Magdalena, eine unabhängige Frau und siebenfache Männermörderin, kurzum der Schrecken der katholischen Welt, entführt einen Priester in einem österreichischen Alpendorf. Sie braucht ihn als Beichtvater, damit ihr endlich einmal ein Priester zuhört, damit sie endlich ihre Geschichte erzählen kann. Für den artigen Pfarrer ist seine Entführung anfangs eine komplette Katastrophe, aus der sich zu befreien er versucht, doch nach und nach, nachdem er mehr aus dem Leben der Sünderin erfahren hat, wandeln sich seine Emotionen hin zu einer für ihn bisher komplett neuen Empfindungswelt.

Lilian Faschinger schafft mit diesem Roman ein urösterreichisches Buch, dass den Finger in die Wunde der Probleme der ländlichen Regionen Österreichs liegt. Fehlende Frauenemanzipation, familiärer Druck und der Umgang mit denjenigen, die nicht in die Vorstellungen der Mehrheitsgesellschaft passen werden hier minutiös aufgearbeitet, und der Gedanke liegt nahe, dass hier auch autobiographische Hintergründe eine Rolle spielen, da es sich bei der Autorin ja um eine Kärntnerin handelt. Darüber hinaus werden anhand der Lebensgeschichte und der unterschiedlichen Männer, denen Magdalena begegnet, die unterschiedlichsten menschlichen Emotionen aufgerollt und deutlich vor Augen geführt, wie diese die menschliche Psyche beeinflussen können. Denn Obwohl Magdalena eine Sünderin ist, 7 vor dem Gesetz unschuldige Männer getötet hat, ist sie die Heldin der Geschichte, das aber ungezwungen, die Leserschaft hat es selbst in der Hand sich ein Urteil zu fällen. Das Interessante hierbei ist nämlich der stilistische Aspekt.
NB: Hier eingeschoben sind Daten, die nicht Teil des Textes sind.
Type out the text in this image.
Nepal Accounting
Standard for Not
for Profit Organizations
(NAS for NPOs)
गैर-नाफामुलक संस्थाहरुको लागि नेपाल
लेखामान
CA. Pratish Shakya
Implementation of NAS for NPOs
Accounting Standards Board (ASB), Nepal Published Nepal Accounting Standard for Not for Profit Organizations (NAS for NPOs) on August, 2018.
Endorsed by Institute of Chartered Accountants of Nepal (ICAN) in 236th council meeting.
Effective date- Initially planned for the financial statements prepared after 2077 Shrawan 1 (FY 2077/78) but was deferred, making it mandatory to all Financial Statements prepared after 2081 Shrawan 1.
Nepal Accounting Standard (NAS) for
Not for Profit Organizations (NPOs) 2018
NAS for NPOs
Leserschaft und der Priester geraten in eine passive, zuhörende Rolle, während auf beinahe zeitdeckende Art und Weise mittels ewig langen Monologen Magdalenas die Geschichte erzählt wird. Nur ab und zu werden Gedanken des gefesselten Priesters mit eingeschoben, in denen dessen schleichender Geisteswandel festgehalten wird. Darüber hinaus bedient sich die Autorin einer komplexen und intellektuellen Sprache, die mich sehr stark an diejenige Thomas Bernhards erinnert hat. Generell habe ich hin und wieder Parallelen zwischen den beiden gezogen, da sie abgesehen von ihren komplexen sprachlichen, von Übertreibungen und Neologismen strotzenden Wortgebilden, auch in ihrer Österreich-, Gesellschafts- und Katholizismuskritik übereinstimmen.

Das Buch bietet demnach sehr viele Einblicke in einen intellektuellen, inneralpinen Geist, regt zum Nachdenken an und fasziniert, hat dennoch einige langatmige Stellen und erfordert bei der Lektüre hohe Konzentration.